Arthur observó las motas de polvo bailando a través de los rayos de la luz del sol de la tarde, brillando a través de las habitaciones, y escuchó el canto de los pájaros más allá de las ventanas abiertas, y sintió las agradables brisas cálidas de verano sobre su rostro, que también movia las cortinas.
No puedo creer que estaba durmiendo, pensó. Justo en medio del día.
¿Cuándo fue la última vez que lo hizo sin tener una enfermedad o lesión? No recordaba haberlo hecho ni un solo día en su vida adulta.
Y pensándolo bien, ¿qué día era? se preguntó. Nunca había perdido la cuenta de los días. Siempre supo, o bien siempre se le dijo, o había sabido por su meticulosamente mantenida y constantemente ocupada agenda.
Que ya no tenía. Ya no.
No había reuniones que asistir, pensó. No hay fiestas que planear. No hay sesiones de estrategia para liderar. No hay enviados diplomáticos con quienes reunirse. No hay argumentos interminables al visitar a la nobleza que no podía ver más allá de sus propias murallas.
Nada, de hecho, para hacer.
Debería molestarme, pensó Arthur. Realmente debería.
Y sin embargo, no lo hacía.
En todos sus años como rey, nunca había disfrutado de esa parte del liderazgo. Toda esa pompa y molestia de las expectativas corteses, toda la molestia de la gestión de la vida del castillo. Eso solo lo distraía de su deber de gobernar Camelot. Por ello le había pasado tanto como pudo del trabajo a su consejero, o a Gwen, o a Merlin.
Sin embargo, había habido mucho que no había sido capaz de evitar. Sus deberes habían consumido rutinariamente toda su vida, desde el amanecer hasta el anochecer, sin cesar, día tras día tras día...
Así que la ausencia de todo, en realidad, era... un alivio.
Debería sentirme culpable por sentirme así, Arthur pensó, mientras tomaba el jugo fresco. Realmente debería.
Pero no lo hacía. Así como no se sentía culpable por sentarse inclinado en su silla, escuchando a los pájaros, disfrutando de las cálidas brisas del verano, con sólo sus propios deseos dictando lo que su día debería contener.
Porque ¿cuando, en toda su vida había sido capaz de hacer lo que él quería hacer?
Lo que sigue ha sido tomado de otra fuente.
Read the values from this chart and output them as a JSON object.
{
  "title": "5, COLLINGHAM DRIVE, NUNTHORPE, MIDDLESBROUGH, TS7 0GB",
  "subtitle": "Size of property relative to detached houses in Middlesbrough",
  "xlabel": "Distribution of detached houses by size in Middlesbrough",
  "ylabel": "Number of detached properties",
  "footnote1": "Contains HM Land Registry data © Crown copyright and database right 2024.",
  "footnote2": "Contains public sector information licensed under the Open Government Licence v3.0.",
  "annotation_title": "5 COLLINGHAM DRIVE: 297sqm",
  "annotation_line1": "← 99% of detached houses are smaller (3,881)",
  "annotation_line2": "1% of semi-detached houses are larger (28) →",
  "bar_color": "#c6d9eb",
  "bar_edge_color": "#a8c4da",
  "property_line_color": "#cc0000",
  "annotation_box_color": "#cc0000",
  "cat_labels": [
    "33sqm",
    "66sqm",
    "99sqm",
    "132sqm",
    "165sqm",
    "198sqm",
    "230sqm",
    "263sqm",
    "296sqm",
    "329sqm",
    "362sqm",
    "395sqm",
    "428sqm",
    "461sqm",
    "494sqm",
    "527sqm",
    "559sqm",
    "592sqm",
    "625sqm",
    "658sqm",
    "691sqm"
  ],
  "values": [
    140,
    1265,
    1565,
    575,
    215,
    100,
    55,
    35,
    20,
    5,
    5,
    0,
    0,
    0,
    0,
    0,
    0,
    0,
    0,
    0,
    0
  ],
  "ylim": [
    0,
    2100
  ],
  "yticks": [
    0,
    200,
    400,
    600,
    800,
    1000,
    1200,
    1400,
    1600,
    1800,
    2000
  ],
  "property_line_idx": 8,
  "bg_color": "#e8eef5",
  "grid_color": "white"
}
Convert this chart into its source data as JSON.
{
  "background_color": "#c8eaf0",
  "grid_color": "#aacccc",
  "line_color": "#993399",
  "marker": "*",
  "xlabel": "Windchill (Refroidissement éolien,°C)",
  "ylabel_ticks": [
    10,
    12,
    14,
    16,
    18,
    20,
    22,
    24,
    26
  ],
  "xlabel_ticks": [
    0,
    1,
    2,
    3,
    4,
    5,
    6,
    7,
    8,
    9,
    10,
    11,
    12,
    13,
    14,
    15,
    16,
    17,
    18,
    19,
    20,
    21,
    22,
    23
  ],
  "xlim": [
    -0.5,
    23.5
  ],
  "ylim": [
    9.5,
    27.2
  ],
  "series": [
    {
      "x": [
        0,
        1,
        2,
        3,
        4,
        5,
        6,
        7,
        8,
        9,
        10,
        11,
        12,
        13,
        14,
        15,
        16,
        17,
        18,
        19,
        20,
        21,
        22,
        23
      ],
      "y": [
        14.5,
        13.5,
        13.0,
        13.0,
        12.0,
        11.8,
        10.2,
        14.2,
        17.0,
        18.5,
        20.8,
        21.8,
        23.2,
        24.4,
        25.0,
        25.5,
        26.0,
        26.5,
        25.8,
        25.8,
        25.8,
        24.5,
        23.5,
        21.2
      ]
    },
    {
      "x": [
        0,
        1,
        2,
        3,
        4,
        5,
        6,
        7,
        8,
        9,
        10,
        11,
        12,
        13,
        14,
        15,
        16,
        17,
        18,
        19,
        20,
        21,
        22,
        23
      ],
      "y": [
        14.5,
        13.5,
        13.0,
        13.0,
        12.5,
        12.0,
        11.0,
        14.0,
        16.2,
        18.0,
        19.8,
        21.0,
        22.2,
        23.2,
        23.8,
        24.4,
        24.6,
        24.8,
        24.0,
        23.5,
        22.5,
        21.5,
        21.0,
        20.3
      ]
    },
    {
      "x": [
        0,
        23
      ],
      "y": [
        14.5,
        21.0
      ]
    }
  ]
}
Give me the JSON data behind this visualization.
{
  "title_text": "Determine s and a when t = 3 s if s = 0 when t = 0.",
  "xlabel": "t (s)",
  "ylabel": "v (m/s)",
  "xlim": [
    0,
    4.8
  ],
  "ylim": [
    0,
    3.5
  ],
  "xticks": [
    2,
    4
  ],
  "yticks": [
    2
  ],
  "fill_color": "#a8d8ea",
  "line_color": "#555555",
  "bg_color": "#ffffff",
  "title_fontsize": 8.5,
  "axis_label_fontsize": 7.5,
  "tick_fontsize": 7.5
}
El picnic, pensó Arthur. Padre lo había llevado a él y a Morgana y a todos sus asistentes a los campos más allá del castillo. Y después de que Arthur hubiera comido su parte de los maravillosos alimentos preparados para ellos, se había ido a explorar el bosque, lo suficientemente lejos como para sentirse como si estuviera en una gran aventura. Había perdido la noción del tiempo en el bosque y habían tenido que venir a buscarlo. No había querido irse a casa.
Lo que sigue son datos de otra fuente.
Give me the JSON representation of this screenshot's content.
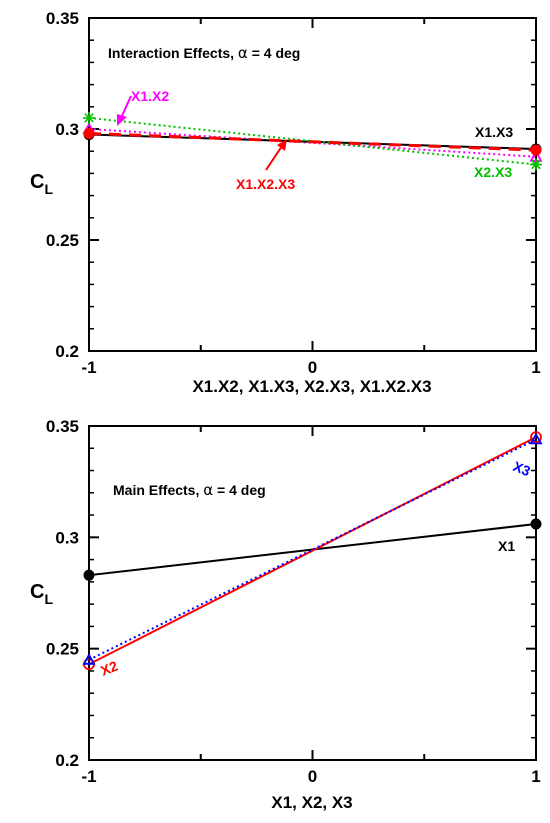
{
  "chart_data": [
    {
      "type": "line",
      "ylabel_main": "C",
      "ylabel_sub": "L",
      "xlabel": "X1.X2, X1.X3, X2.X3, X1.X2.X3",
      "xlim": [
        -1,
        1
      ],
      "ylim": [
        0.2,
        0.35
      ],
      "x_ticks": [
        "-1",
        "0",
        "1"
      ],
      "y_ticks": [
        "0.2",
        "0.25",
        "0.3",
        "0.35"
      ],
      "annotation": {
        "text_pre": "Interaction Effects, ",
        "alpha_symbol": "α",
        "text_post": " = 4 deg"
      },
      "grid": false,
      "series": [
        {
          "name": "X1.X2",
          "color": "#ff00ff",
          "dash": "dot",
          "marker": "triangle",
          "x": [
            -1,
            1
          ],
          "y": [
            0.3,
            0.2875
          ]
        },
        {
          "name": "X1.X3",
          "color": "#000000",
          "dash": "solid",
          "marker": "circle-filled",
          "x": [
            -1,
            1
          ],
          "y": [
            0.2975,
            0.291
          ]
        },
        {
          "name": "X2.X3",
          "color": "#00c000",
          "dash": "dot",
          "marker": "star",
          "x": [
            -1,
            1
          ],
          "y": [
            0.305,
            0.284
          ]
        },
        {
          "name": "X1.X2.X3",
          "color": "#ff0000",
          "dash": "dash",
          "marker": "circle-filled",
          "x": [
            -1,
            1
          ],
          "y": [
            0.298,
            0.2905
          ]
        }
      ]
    },
    {
      "type": "line",
      "ylabel_main": "C",
      "ylabel_sub": "L",
      "xlabel": "X1, X2, X3",
      "xlim": [
        -1,
        1
      ],
      "ylim": [
        0.2,
        0.35
      ],
      "x_ticks": [
        "-1",
        "0",
        "1"
      ],
      "y_ticks": [
        "0.2",
        "0.25",
        "0.3",
        "0.35"
      ],
      "annotation": {
        "text_pre": "Main Effects, ",
        "alpha_symbol": "α",
        "text_post": " = 4 deg"
      },
      "grid": false,
      "series": [
        {
          "name": "X1",
          "color": "#000000",
          "dash": "solid",
          "marker": "circle-filled",
          "x": [
            -1,
            1
          ],
          "y": [
            0.283,
            0.306
          ]
        },
        {
          "name": "X2",
          "color": "#ff0000",
          "dash": "solid",
          "marker": "circle-open",
          "x": [
            -1,
            1
          ],
          "y": [
            0.243,
            0.345
          ]
        },
        {
          "name": "X3",
          "color": "#0000ff",
          "dash": "dot",
          "marker": "triangle",
          "x": [
            -1,
            1
          ],
          "y": [
            0.245,
            0.344
          ]
        }
      ]
    }
  ]
}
Sí, pensó. Esa fue la última vez que me sentí así.
Habría tenido diez años en ese momento.
Arthur descansó las palmas sobre la mesa. Tocó los dedos sobre el tablero de madera.
—Podría recostarme todo el día, si quisiera—, dijo Arthur, como si hiciera un decreto real. —De hecho, podría no hacer nada en absoluto. Todo el día. Por tantos días como quisiera.
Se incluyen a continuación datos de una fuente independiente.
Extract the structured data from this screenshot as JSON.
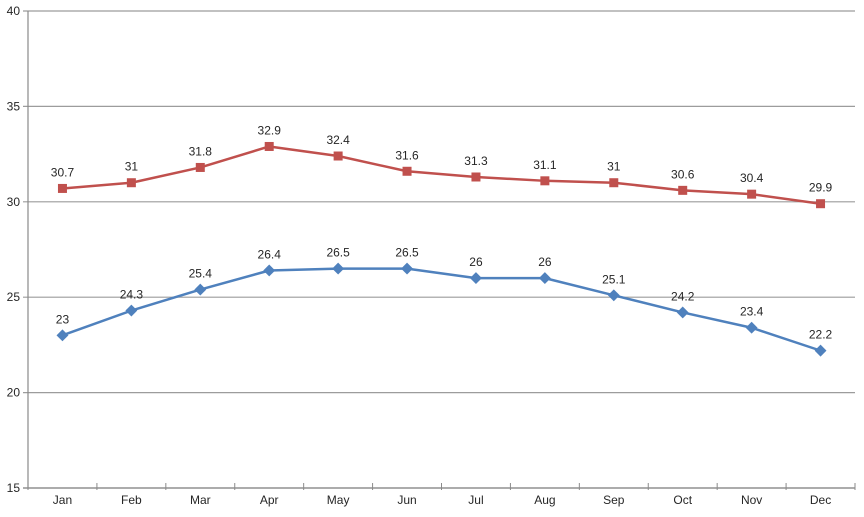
{
  "chart_data": {
    "type": "line",
    "title": "",
    "xlabel": "",
    "ylabel": "",
    "categories": [
      "Jan",
      "Feb",
      "Mar",
      "Apr",
      "May",
      "Jun",
      "Jul",
      "Aug",
      "Sep",
      "Oct",
      "Nov",
      "Dec"
    ],
    "series": [
      {
        "id": "blue-series",
        "marker": "diamond",
        "color": "#4F81BD",
        "values": [
          23,
          24.3,
          25.4,
          26.4,
          26.5,
          26.5,
          26,
          26,
          25.1,
          24.2,
          23.4,
          22.2
        ],
        "labels": [
          "23",
          "24.3",
          "25.4",
          "26.4",
          "26.5",
          "26.5",
          "26",
          "26",
          "25.1",
          "24.2",
          "23.4",
          "22.2"
        ]
      },
      {
        "id": "red-series",
        "marker": "square",
        "color": "#C0504D",
        "values": [
          30.7,
          31,
          31.8,
          32.9,
          32.4,
          31.6,
          31.3,
          31.1,
          31,
          30.6,
          30.4,
          29.9
        ],
        "labels": [
          "30.7",
          "31",
          "31.8",
          "32.9",
          "32.4",
          "31.6",
          "31.3",
          "31.1",
          "31",
          "30.6",
          "30.4",
          "29.9"
        ]
      }
    ],
    "ylim": [
      15,
      40
    ],
    "ytick_step": 5,
    "y_tick_labels": [
      "40",
      "35",
      "30",
      "25",
      "20",
      "15"
    ],
    "grid": true,
    "legend_position": "none",
    "data_labels": true,
    "colors": {
      "background": "#ffffff",
      "gridline": "#9c9c9c",
      "axis_line": "#8a8a8a",
      "axis_text": "#262626",
      "label_text": "#262626"
    }
  }
}
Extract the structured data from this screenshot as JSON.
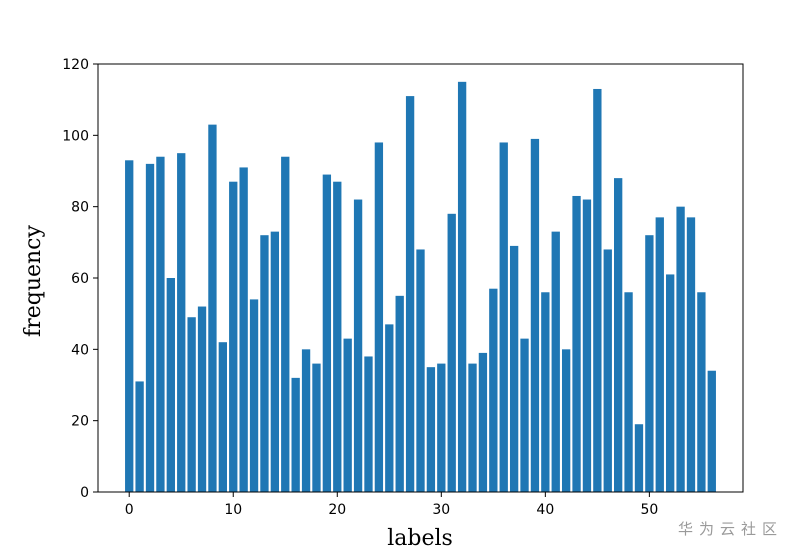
{
  "chart_data": {
    "type": "bar",
    "xlabel": "labels",
    "ylabel": "frequency",
    "xlim": [
      -3,
      59
    ],
    "ylim": [
      0,
      120
    ],
    "xticks": [
      0,
      10,
      20,
      30,
      40,
      50
    ],
    "yticks": [
      0,
      20,
      40,
      60,
      80,
      100,
      120
    ],
    "bar_color": "#1f77b4",
    "grid": false,
    "categories": [
      0,
      1,
      2,
      3,
      4,
      5,
      6,
      7,
      8,
      9,
      10,
      11,
      12,
      13,
      14,
      15,
      16,
      17,
      18,
      19,
      20,
      21,
      22,
      23,
      24,
      25,
      26,
      27,
      28,
      29,
      30,
      31,
      32,
      33,
      34,
      35,
      36,
      37,
      38,
      39,
      40,
      41,
      42,
      43,
      44,
      45,
      46,
      47,
      48,
      49,
      50,
      51,
      52,
      53,
      54,
      55,
      56
    ],
    "values": [
      93,
      31,
      92,
      94,
      60,
      95,
      49,
      52,
      103,
      42,
      87,
      91,
      54,
      72,
      73,
      94,
      32,
      40,
      36,
      89,
      87,
      43,
      82,
      38,
      98,
      47,
      55,
      111,
      68,
      35,
      36,
      78,
      115,
      36,
      39,
      57,
      98,
      69,
      43,
      99,
      56,
      73,
      40,
      83,
      82,
      113,
      68,
      88,
      56,
      19,
      72,
      77,
      61,
      80,
      77,
      56,
      34
    ]
  },
  "watermark": "华为云社区"
}
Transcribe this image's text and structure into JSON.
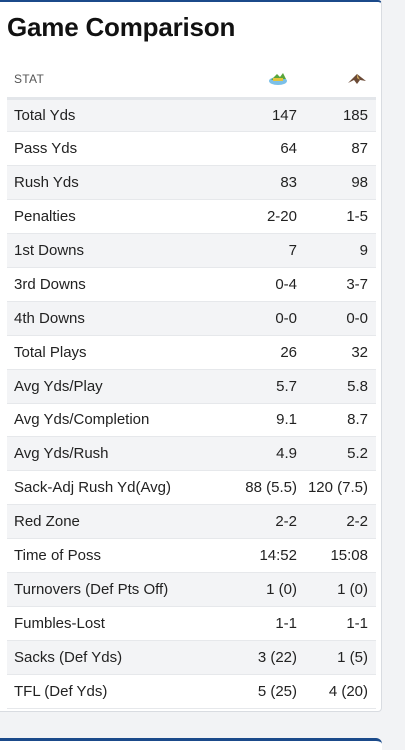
{
  "title": "Game Comparison",
  "table": {
    "header": {
      "stat": "STAT"
    },
    "teams": [
      {
        "icon": "team-1-logo-icon",
        "color": "#4a9a3a"
      },
      {
        "icon": "team-2-logo-icon",
        "color": "#5a3b2b"
      }
    ],
    "rows": [
      {
        "stat": "Total Yds",
        "v1": "147",
        "v2": "185"
      },
      {
        "stat": "Pass Yds",
        "v1": "64",
        "v2": "87"
      },
      {
        "stat": "Rush Yds",
        "v1": "83",
        "v2": "98"
      },
      {
        "stat": "Penalties",
        "v1": "2-20",
        "v2": "1-5"
      },
      {
        "stat": "1st Downs",
        "v1": "7",
        "v2": "9"
      },
      {
        "stat": "3rd Downs",
        "v1": "0-4",
        "v2": "3-7"
      },
      {
        "stat": "4th Downs",
        "v1": "0-0",
        "v2": "0-0"
      },
      {
        "stat": "Total Plays",
        "v1": "26",
        "v2": "32"
      },
      {
        "stat": "Avg Yds/Play",
        "v1": "5.7",
        "v2": "5.8"
      },
      {
        "stat": "Avg Yds/Completion",
        "v1": "9.1",
        "v2": "8.7"
      },
      {
        "stat": "Avg Yds/Rush",
        "v1": "4.9",
        "v2": "5.2"
      },
      {
        "stat": "Sack-Adj Rush Yd(Avg)",
        "v1": "88 (5.5)",
        "v2": "120 (7.5)"
      },
      {
        "stat": "Red Zone",
        "v1": "2-2",
        "v2": "2-2"
      },
      {
        "stat": "Time of Poss",
        "v1": "14:52",
        "v2": "15:08"
      },
      {
        "stat": "Turnovers (Def Pts Off)",
        "v1": "1 (0)",
        "v2": "1 (0)"
      },
      {
        "stat": "Fumbles-Lost",
        "v1": "1-1",
        "v2": "1-1"
      },
      {
        "stat": "Sacks (Def Yds)",
        "v1": "3 (22)",
        "v2": "1 (5)"
      },
      {
        "stat": "TFL (Def Yds)",
        "v1": "5 (25)",
        "v2": "4 (20)"
      }
    ]
  }
}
Se sentía como una herejía el sólo decirlo.
Pero también se sentía jodidamente bien.
Arthur sonrió para sí mismo, mirando hacia su cama, las cobijas arrugadas que todavía parecían nubes.
—Podría incluso, — Arthur informó a la cama, —tomar otra siesta si quisiera…
—Disculpa, mi señor—, llegó la voz de Merlin junto a la puerta, sorprendiendo a Arthur, haciendo que se sentara recto, agarrando su plato con las dos manos. —Pero ¿En serio quieres que saque la jabalina, así como la maza y el objetivo y tu armadura y la espada de entrenamiento?
El lloriqueo en el tono de Merlin enumerando las cosas era una delicia. — Espadas—, Arthur le corrigió, y mientras tomaba otro bollo. Porque a pesar de que la idea de volver a dormir era atractiva, la idea de entrenar era mejor. Sobre todo, si se trataba de atormentar un poco a Merlin. —Tú también vas a necesitar una espada. Y una armadura.
Silencio, solo eso había mientras Arthur miraba la cara de Merlin, encontrándose con el horror en ella.
—No me gusta la idea más que a tí—, le informó Arthur, lo cual era una mentira absoluta. —Será como entrenar con una rama de sauce. Ahora vete.
Con un “huff” audible, Merlin se retiró.
Arthur contó hasta cinco en su cabeza, la sala perfectamente silenciosa, y luego gritó —¡escuché eso!
—¡Lo dije para que lo escucharas! — Merlin gritó desde el pasillo.
—Lo sabía —, dijo Arthur, y se metió un bollo en la boca.